The question remains of how many troops are enough to win such post-war insurgencies. The blog post recommends a RAND study as the starting point for this discussion.
I think the RAND study is terribly flawed in its major assumption that only US combat troops count when you do the math. When I do the math, I think we have enough troops to win in Iraq.
Another reason the RAND study is rather irrelevant for the real world is that for good or bad, we are unlikely ever to field an army capable of occupying and pacifying a hostile population with any type of resources to back them. Had we tried to conquer Iraq with all 25 million Iraqis hostile to us, with money and arms everywhere, we would have needed 500,000 troops of our own to fight them.

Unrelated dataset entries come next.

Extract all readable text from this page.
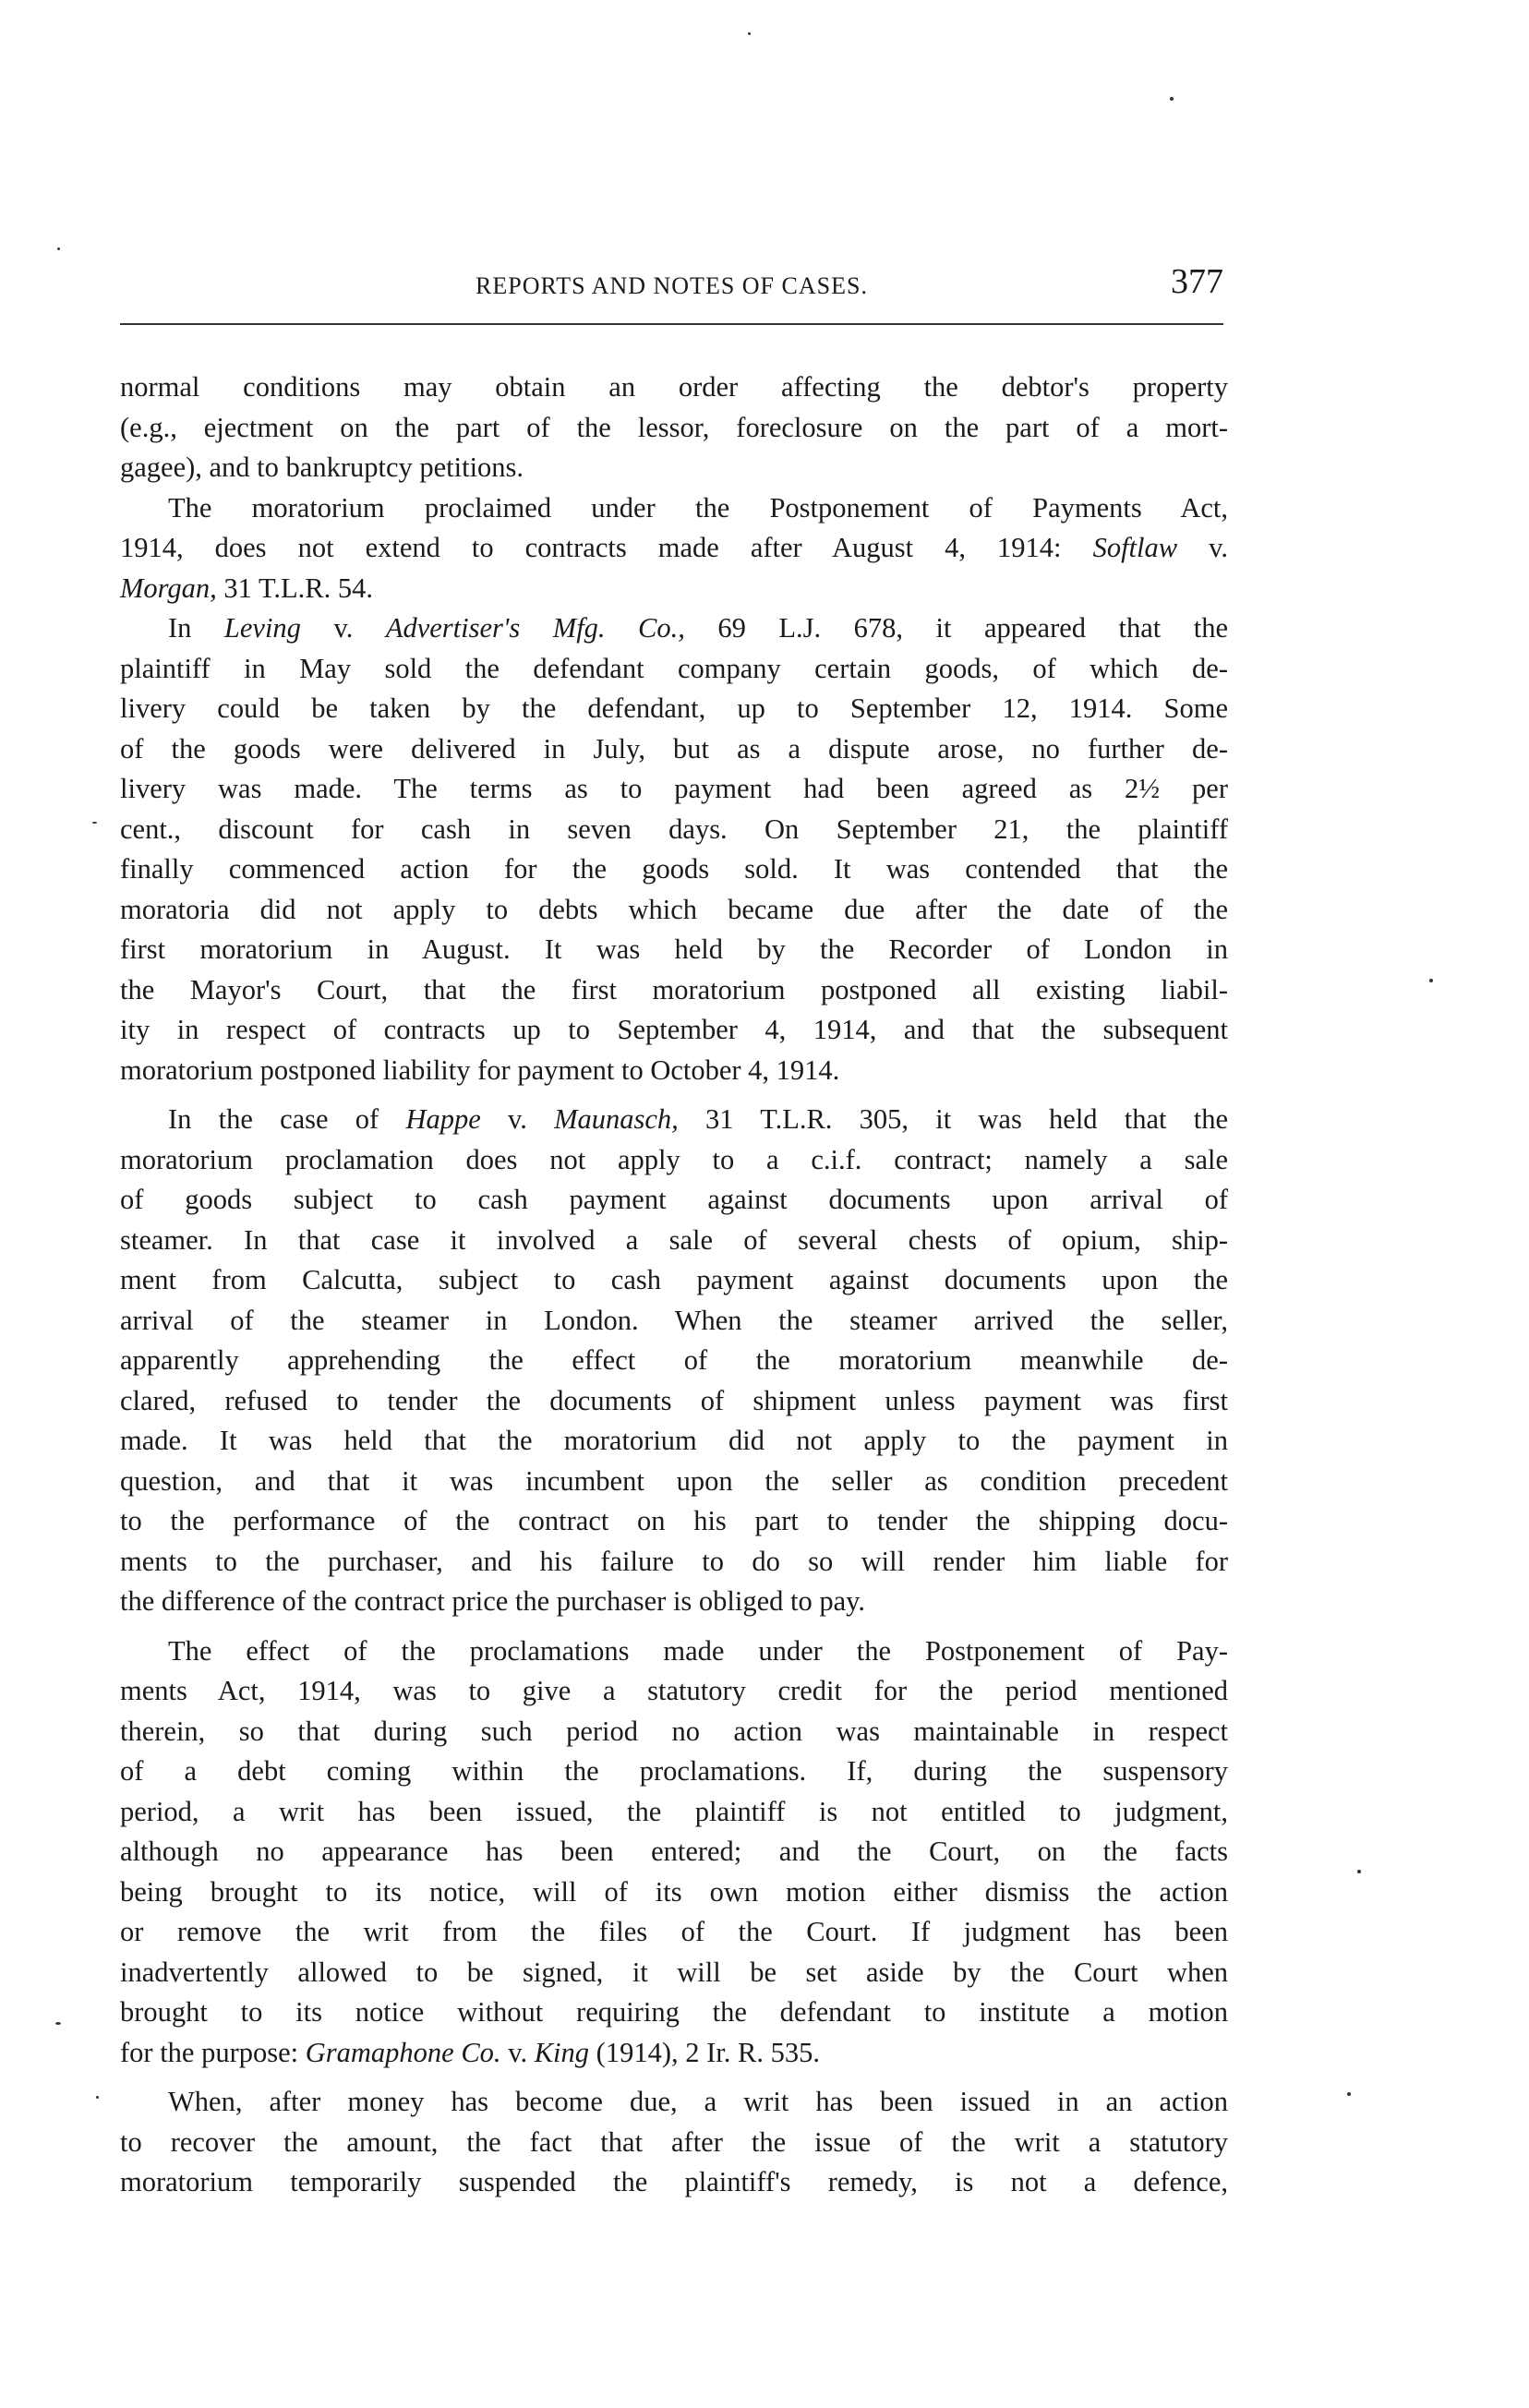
REPORTS AND NOTES OF CASES.	377
normal conditions may obtain an order affecting the debtor's property
(e.g., ejectment on the part of the lessor, foreclosure on the part of a mort-
gagee), and to bankruptcy petitions.
The moratorium proclaimed under the Postponement of Payments Act,
1914, does not extend to contracts made after August 4, 1914: Softlaw v.
Morgan, 31 T.L.R. 54.
In Leving v. Advertiser's Mfg. Co., 69 L.J. 678, it appeared that the
plaintiff in May sold the defendant company certain goods, of which de-
livery could be taken by the defendant, up to September 12, 1914. Some
of the goods were delivered in July, but as a dispute arose, no further de-
livery was made. The terms as to payment had been agreed as 2½ per
cent., discount for cash in seven days. On September 21, the plaintiff
finally commenced action for the goods sold. It was contended that the
moratoria did not apply to debts which became due after the date of the
first moratorium in August. It was held by the Recorder of London in
the Mayor's Court, that the first moratorium postponed all existing liabil-
ity in respect of contracts up to September 4, 1914, and that the subsequent
moratorium postponed liability for payment to October 4, 1914.
In the case of Happe v. Maunasch, 31 T.L.R. 305, it was held that the
moratorium proclamation does not apply to a c.i.f. contract; namely a sale
of goods subject to cash payment against documents upon arrival of
steamer. In that case it involved a sale of several chests of opium, ship-
ment from Calcutta, subject to cash payment against documents upon the
arrival of the steamer in London. When the steamer arrived the seller,
apparently apprehending the effect of the moratorium meanwhile de-
clared, refused to tender the documents of shipment unless payment was first
made. It was held that the moratorium did not apply to the payment in
question, and that it was incumbent upon the seller as condition precedent
to the performance of the contract on his part to tender the shipping docu-
ments to the purchaser, and his failure to do so will render him liable for
the difference of the contract price the purchaser is obliged to pay.
The effect of the proclamations made under the Postponement of Pay-
ments Act, 1914, was to give a statutory credit for the period mentioned
therein, so that during such period no action was maintainable in respect
of a debt coming within the proclamations. If, during the suspensory
period, a writ has been issued, the plaintiff is not entitled to judgment,
although no appearance has been entered; and the Court, on the facts
being brought to its notice, will of its own motion either dismiss the action
or remove the writ from the files of the Court. If judgment has been
inadvertently allowed to be signed, it will be set aside by the Court when
brought to its notice without requiring the defendant to institute a motion
for the purpose: Gramaphone Co. v. King (1914), 2 Ir. R. 535.
When, after money has become due, a writ has been issued in an action
to recover the amount, the fact that after the issue of the writ a statutory
moratorium temporarily suspended the plaintiff's remedy, is not a defence,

And we would have suffered far more casualties than we have now.
The fact that we liberated 80% of the Iraqis from the other 20% that is still opposed to the new government doesn't seem to affect war opponents. Nor does the fact that our casualties are pretty low historically keep war opponents from seizing on every tragic death as a reason to quit. Can anyone honestly say our public would accept three times the casualties we've endured in Iraq to suppress an entire hostile population?
We simply must be in the role of a liberating force that can ally with the local people to help them fight any regime remnants. The math is pretty pointless if we forget this.